Customers can still find the 1960’s brown leather Theo A. Kochs barber chairs Antonio once used. There are framed black and white portraits of the Camara family and a colorful painting of the barbershop done by one of the father’s customers from the 1970s.
The prices for a regular haircut haven’t changed dramatically and it’s a big component as to why Highland Barber Shop has maintained a loyal and abundant clientele, said Camara. In 1972, prices were $3. Today, they are $12.
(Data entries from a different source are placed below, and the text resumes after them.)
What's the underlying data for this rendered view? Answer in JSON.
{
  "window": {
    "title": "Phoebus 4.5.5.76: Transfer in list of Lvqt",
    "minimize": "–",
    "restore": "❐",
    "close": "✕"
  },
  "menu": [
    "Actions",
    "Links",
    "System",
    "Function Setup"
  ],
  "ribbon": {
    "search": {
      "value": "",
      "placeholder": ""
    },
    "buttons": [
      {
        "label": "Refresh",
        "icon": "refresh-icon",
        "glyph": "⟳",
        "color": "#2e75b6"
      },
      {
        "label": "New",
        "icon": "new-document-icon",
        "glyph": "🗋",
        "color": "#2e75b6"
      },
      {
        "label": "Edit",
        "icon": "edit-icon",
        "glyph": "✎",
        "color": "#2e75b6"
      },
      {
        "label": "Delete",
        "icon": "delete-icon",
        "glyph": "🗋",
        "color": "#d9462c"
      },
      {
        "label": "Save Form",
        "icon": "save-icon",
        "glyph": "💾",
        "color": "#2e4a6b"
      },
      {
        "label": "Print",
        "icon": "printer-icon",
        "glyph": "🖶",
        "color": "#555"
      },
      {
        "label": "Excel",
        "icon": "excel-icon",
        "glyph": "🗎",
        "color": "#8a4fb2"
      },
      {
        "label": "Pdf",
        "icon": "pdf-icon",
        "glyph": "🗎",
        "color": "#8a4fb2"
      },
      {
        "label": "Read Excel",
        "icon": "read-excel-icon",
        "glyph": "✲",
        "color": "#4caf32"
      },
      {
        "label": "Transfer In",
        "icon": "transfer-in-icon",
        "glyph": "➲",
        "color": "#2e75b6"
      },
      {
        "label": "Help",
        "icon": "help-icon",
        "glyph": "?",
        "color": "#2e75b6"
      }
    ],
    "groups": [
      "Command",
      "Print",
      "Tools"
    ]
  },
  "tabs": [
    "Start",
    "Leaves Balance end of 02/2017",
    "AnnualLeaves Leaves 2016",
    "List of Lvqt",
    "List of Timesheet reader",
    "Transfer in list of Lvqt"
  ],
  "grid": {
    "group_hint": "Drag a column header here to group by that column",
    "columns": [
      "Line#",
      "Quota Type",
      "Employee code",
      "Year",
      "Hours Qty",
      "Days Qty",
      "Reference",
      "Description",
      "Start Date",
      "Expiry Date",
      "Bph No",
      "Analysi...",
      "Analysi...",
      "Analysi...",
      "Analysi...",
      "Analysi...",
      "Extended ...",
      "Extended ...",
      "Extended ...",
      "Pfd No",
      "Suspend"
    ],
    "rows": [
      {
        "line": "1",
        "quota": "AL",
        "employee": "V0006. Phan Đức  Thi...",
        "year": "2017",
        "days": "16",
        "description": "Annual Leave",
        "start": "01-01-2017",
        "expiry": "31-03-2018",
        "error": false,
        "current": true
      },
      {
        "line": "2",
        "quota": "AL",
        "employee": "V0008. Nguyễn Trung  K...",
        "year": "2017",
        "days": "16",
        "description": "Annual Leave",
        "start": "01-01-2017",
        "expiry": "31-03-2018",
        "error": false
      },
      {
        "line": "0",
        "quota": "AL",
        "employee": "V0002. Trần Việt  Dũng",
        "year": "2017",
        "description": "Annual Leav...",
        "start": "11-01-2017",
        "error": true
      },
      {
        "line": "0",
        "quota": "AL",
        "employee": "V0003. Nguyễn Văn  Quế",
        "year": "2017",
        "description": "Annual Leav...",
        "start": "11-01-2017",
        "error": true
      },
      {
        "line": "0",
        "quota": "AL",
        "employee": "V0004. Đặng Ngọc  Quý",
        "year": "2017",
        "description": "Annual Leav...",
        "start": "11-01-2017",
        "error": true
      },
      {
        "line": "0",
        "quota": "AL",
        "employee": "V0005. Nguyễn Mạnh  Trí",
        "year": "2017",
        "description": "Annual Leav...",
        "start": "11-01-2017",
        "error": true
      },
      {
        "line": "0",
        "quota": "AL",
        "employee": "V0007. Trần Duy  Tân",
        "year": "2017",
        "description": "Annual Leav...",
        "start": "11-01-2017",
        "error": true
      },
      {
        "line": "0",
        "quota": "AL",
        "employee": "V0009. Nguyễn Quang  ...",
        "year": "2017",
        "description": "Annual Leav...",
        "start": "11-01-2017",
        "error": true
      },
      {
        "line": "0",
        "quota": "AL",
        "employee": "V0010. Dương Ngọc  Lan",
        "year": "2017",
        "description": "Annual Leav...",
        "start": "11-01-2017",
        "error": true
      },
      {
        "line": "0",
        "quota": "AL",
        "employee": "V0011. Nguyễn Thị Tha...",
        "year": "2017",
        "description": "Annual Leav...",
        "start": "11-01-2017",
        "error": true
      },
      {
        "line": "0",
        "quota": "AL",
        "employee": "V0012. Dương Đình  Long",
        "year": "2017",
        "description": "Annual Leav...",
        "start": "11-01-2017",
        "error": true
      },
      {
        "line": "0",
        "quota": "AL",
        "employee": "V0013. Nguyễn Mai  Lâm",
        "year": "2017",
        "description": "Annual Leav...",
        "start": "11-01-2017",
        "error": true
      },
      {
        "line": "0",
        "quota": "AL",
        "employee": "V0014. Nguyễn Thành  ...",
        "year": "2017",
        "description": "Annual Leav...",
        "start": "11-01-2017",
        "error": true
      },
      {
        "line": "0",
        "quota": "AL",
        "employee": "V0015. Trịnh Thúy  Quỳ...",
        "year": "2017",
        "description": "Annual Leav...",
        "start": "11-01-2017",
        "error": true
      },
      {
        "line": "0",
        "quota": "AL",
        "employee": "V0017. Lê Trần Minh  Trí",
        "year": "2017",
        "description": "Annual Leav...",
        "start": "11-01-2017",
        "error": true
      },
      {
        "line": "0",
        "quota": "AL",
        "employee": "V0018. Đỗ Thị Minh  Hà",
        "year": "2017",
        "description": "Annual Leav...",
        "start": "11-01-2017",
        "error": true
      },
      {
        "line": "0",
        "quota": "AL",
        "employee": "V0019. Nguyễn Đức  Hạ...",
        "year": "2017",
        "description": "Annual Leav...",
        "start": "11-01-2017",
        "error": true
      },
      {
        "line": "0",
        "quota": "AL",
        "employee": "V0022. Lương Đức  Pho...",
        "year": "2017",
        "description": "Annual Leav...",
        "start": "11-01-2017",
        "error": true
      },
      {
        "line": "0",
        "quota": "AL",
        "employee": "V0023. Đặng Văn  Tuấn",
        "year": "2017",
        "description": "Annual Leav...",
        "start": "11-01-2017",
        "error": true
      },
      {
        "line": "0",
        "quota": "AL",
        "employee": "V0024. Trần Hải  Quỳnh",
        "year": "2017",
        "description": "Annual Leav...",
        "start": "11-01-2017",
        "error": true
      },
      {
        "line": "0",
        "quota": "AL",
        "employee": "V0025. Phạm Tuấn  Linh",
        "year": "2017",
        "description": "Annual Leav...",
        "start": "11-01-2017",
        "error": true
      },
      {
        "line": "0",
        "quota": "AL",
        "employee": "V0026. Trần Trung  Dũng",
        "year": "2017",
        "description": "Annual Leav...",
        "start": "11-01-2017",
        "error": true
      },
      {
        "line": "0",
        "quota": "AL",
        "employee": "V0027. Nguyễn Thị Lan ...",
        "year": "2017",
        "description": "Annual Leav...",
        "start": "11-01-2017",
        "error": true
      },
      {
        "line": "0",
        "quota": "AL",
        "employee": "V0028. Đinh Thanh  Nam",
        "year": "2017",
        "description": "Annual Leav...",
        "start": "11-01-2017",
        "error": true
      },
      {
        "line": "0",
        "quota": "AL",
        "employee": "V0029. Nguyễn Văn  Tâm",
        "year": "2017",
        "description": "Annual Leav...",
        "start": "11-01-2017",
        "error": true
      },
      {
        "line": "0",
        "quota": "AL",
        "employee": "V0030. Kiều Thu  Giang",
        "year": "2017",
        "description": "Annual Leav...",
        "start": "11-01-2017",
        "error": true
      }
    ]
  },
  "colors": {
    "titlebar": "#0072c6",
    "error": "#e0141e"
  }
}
“My father had a pretty simple business model: he just wanted to provide a good haircut at a great price. I don’t think that ever goes out of style. It’s really that business model that’s kind of carried us through today,” said Camara.
Though not an easy feat, Highland Barber Shop weathered pandemic-related lockdowns while many other establishments closed for good under ever-changing regulations. One of the biggest challenges was staffing, said Camara, because as the industry shut down, employees had to find other jobs to sustain themselves.
“We’ve been hiring all through COVID,” he said. “As a matter of fact, we’re still hiring. We have far more customers than we have barbers.”
Among the hires in 2020 was barber and stylist Socorro Gastelum.

“I’ve been here two years,” she said. “When I started working here during COVID it wasn’t easy to bring customers again. But after two or three weeks (since working here) customers that have been coming for a long time started coming back and they told other people.”
Gastelum said she soon realized that customers from as far north in Oceanside would make the drive for a haircut.
“I have a customer who’s been coming for 40 years and brings his son and grandson now,” she said. “You see a lot of that. It’s a generation thing and they’re happy we’re still here working in this place.”
Just in time to welcome customers back, Camara said he took it upon himself to give the shop a facelift while still maintaining its character.
“I basically painted the shop inside and out and gave it a little upgrade,” he said. “The outside of our shop was yellow and we repainted it the same color. Would I have originally painted this yellow? Probably not, but it’s just so much a part of people’s lives as the little yellow barbershop.”
Highland Barber Shop recently held a 50th anniversary party where they offered customers $3 haircuts, raffle games and hair supplies.